If you look at a section of moon & sky, there is 'darker spots' on the moon that correspond to the size and frequency of the 'light spot' stars in the sky.

Why this is being interpreted that way, I don't know.
 
I could not see my way clear to ever believe they were actually stars, but I wanted to hear from someone who knows much more than me. I really figured it was noise off of the haze. Still kinda cool however:thumbsup2
 

The best proof that those aren't really stars is that some are in front of the moon. In the picture, the moon is ever so slightly not full. In the upper right hand side of the moon there is a small sliver that is in shadow. There are stars in that shadowed section.
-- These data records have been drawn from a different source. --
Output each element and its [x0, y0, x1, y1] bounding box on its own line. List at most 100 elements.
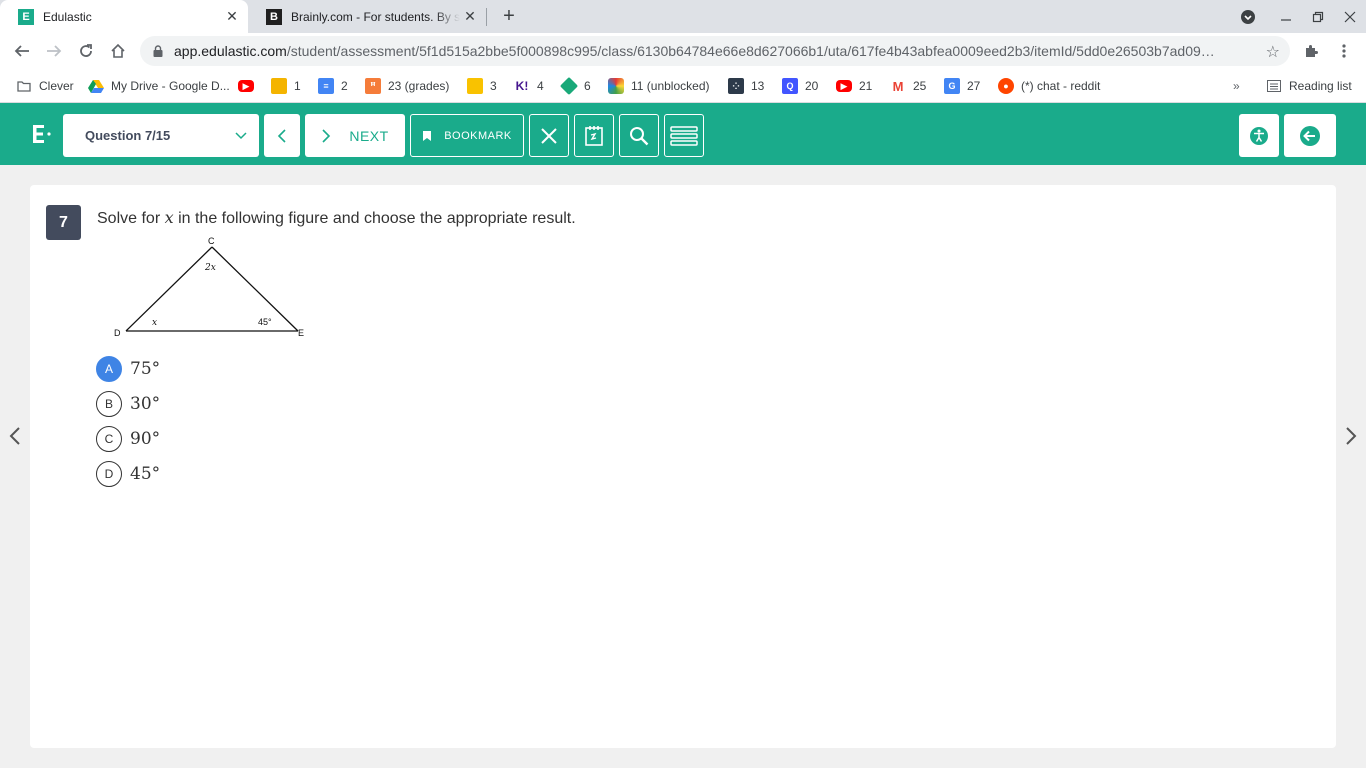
grid-icon: ⁘ [728, 78, 744, 94]
choice-a-bubble[interactable]: A [96, 356, 122, 382]
app-icon [559, 76, 579, 96]
reading-list[interactable]: Reading list [1266, 76, 1352, 96]
choice-b-bubble[interactable]: B [96, 391, 122, 417]
bookmark-label: 6 [584, 79, 591, 93]
bookmark-6[interactable]: 6 [559, 76, 591, 96]
home-icon[interactable] [105, 38, 131, 64]
question-stem: Solve for x in the following figure and … [97, 208, 576, 227]
forward-icon[interactable] [41, 38, 67, 64]
hamburger-menu-icon [670, 125, 698, 146]
bookmark-label: 13 [751, 79, 765, 93]
youtube-icon: ▶ [238, 80, 254, 92]
tab-title: Brainly.com - For students. By students. [291, 9, 460, 24]
new-tab-icon[interactable]: + [498, 5, 520, 27]
reload-icon[interactable] [73, 38, 99, 64]
tab-edulastic[interactable]: E Edulastic ✕ [0, 0, 248, 33]
restore-icon[interactable] [1302, 0, 1334, 33]
triangle-figure: C D E 2x x 45° [114, 236, 304, 338]
bookmark-label: (*) chat - reddit [1021, 79, 1101, 93]
back-icon[interactable] [9, 38, 35, 64]
bookmark-23-grades[interactable]: ꟸ 23 (grades) [365, 76, 449, 96]
tab-brainly[interactable]: B Brainly.com - For students. By student… [248, 0, 486, 33]
bookmark-label: 21 [859, 79, 873, 93]
browser-toolbar: app.edulastic.com/student/assessment/5f1… [0, 33, 1366, 69]
minimize-icon[interactable] [1270, 0, 1302, 33]
reddit-icon: ● [998, 78, 1014, 94]
edulastic-logo-icon [30, 123, 52, 152]
close-tab-icon[interactable]: ✕ [460, 8, 480, 25]
question-select[interactable]: Question 7/15 [63, 114, 259, 157]
accessibility-icon [1250, 126, 1268, 145]
choice-d-bubble[interactable]: D [96, 461, 122, 487]
scratchpad-icon [585, 125, 603, 146]
question-page: 7 Solve for x in the following figure an… [0, 165, 1366, 768]
bookmark-flag-icon [423, 130, 432, 141]
tab-search-icon[interactable] [1232, 0, 1264, 33]
bookmark-25[interactable]: M 25 [890, 76, 927, 96]
bookmark-11-unblocked[interactable]: 11 (unblocked) [608, 76, 710, 96]
bookmark-4[interactable]: K! 4 [514, 76, 544, 96]
bookmark-20[interactable]: Q 20 [782, 76, 818, 96]
bookmark-label: 4 [537, 79, 544, 93]
magnifier-button[interactable] [619, 114, 659, 157]
bookmark-label: 3 [490, 79, 497, 93]
next-question-arrow-icon[interactable] [1341, 425, 1361, 451]
close-tab-icon[interactable]: ✕ [222, 8, 242, 25]
chevron-down-icon [235, 129, 247, 143]
choice-a[interactable]: A 75° [96, 356, 160, 382]
question-variable: x [164, 208, 174, 227]
question-select-label: Question 7/15 [85, 128, 171, 143]
next-button[interactable]: NEXT [305, 114, 405, 157]
bookmark-clever[interactable]: Clever [16, 76, 74, 96]
bookmark-my-drive[interactable]: My Drive - Google D... [88, 76, 230, 96]
url-text: app.edulastic.com/student/assessment/5f1… [174, 43, 1215, 59]
angle-label-d: x [152, 318, 157, 328]
question-card: 7 Solve for x in the following figure an… [30, 185, 1336, 748]
lock-icon[interactable] [152, 44, 164, 58]
vertex-label-e: E [298, 328, 304, 338]
tools-menu-button[interactable] [664, 114, 704, 157]
bookmark-21[interactable]: ▶ 21 [836, 76, 872, 96]
vertex-label-c: C [208, 236, 215, 246]
eliminate-answer-button[interactable] [529, 114, 569, 157]
edulastic-favicon-icon: E [18, 8, 34, 25]
choice-b-text: 30° [130, 394, 161, 414]
bookmark-2[interactable]: ≡ 2 [318, 76, 348, 96]
triangle-side-ce [211, 246, 299, 332]
angle-label-c: 2x [204, 263, 216, 273]
menu-icon[interactable] [1331, 38, 1357, 64]
bookmark-1[interactable]: 1 [271, 76, 301, 96]
game-icon [608, 78, 624, 94]
more-bookmarks-icon[interactable]: » [1233, 76, 1240, 96]
bookmark-27[interactable]: G 27 [944, 76, 980, 96]
accessibility-button[interactable] [1239, 114, 1279, 157]
address-bar[interactable]: app.edulastic.com/student/assessment/5f1… [140, 36, 1290, 66]
extensions-icon[interactable] [1298, 38, 1324, 64]
translate-icon: G [944, 78, 960, 94]
choice-d[interactable]: D 45° [96, 461, 160, 487]
bookmark-button[interactable]: BOOKMARK [410, 114, 524, 157]
kahoot-icon: K! [515, 79, 529, 93]
gmail-icon: M [892, 78, 904, 94]
choice-c[interactable]: C 90° [96, 426, 160, 452]
previous-question-arrow-icon[interactable] [5, 425, 25, 451]
bookmark-youtube[interactable]: ▶ [238, 76, 261, 96]
close-window-icon[interactable] [1334, 0, 1366, 33]
question-number-badge: 7 [46, 205, 81, 240]
choice-c-bubble[interactable]: C [96, 426, 122, 452]
bookmarks-bar: Clever My Drive - Google D... ▶ 1 ≡ 2 ꟸ … [0, 69, 1366, 103]
tab-separator [486, 8, 487, 26]
previous-button[interactable] [264, 114, 300, 157]
choice-b[interactable]: B 30° [96, 391, 160, 417]
bookmark-reddit[interactable]: ● (*) chat - reddit [998, 76, 1100, 96]
grades-icon: ꟸ [365, 78, 381, 94]
exit-button[interactable] [1284, 114, 1336, 157]
bookmark-13[interactable]: ⁘ 13 [728, 76, 764, 96]
bookmark-3[interactable]: 3 [467, 76, 497, 96]
folder-icon [16, 78, 32, 94]
bookmark-star-icon[interactable]: ☆ [1266, 42, 1280, 62]
brainly-favicon-icon: B [266, 8, 282, 25]
scratchpad-button[interactable] [574, 114, 614, 157]
angle-label-e: 45° [258, 317, 272, 327]
next-button-label: NEXT [349, 127, 389, 144]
So unless there are stars in front of the moon, you're not looking at stars.

Another indication is that the "stars" are far too uniform in brightness and color.
 
You cannot see that many stars around the moon unless you have a powerful telescope. I doubt that there is any camera lens that could. Look up at the moon tonight and you will see almost no stars around it. Also, an exposure that could capture that many stars would completely blow out the moon itself.

Kevin
 
You cannot see that many stars around the moon unless you have a powerful telescope. I doubt that there is any camera lens that could. Look up at the moon tonight and you will see almost no stars around it. Also, an exposure that could capture that many stars would completely blow out the moon itself.

Kevin

This is my thinking as well. Mostly because you state your shutter speed 1/500th. Definately not slow enough to capture any stars that small, especially seeing that the moon in your shot is not "bright". It actualy looks good at that exposure showing some good detail.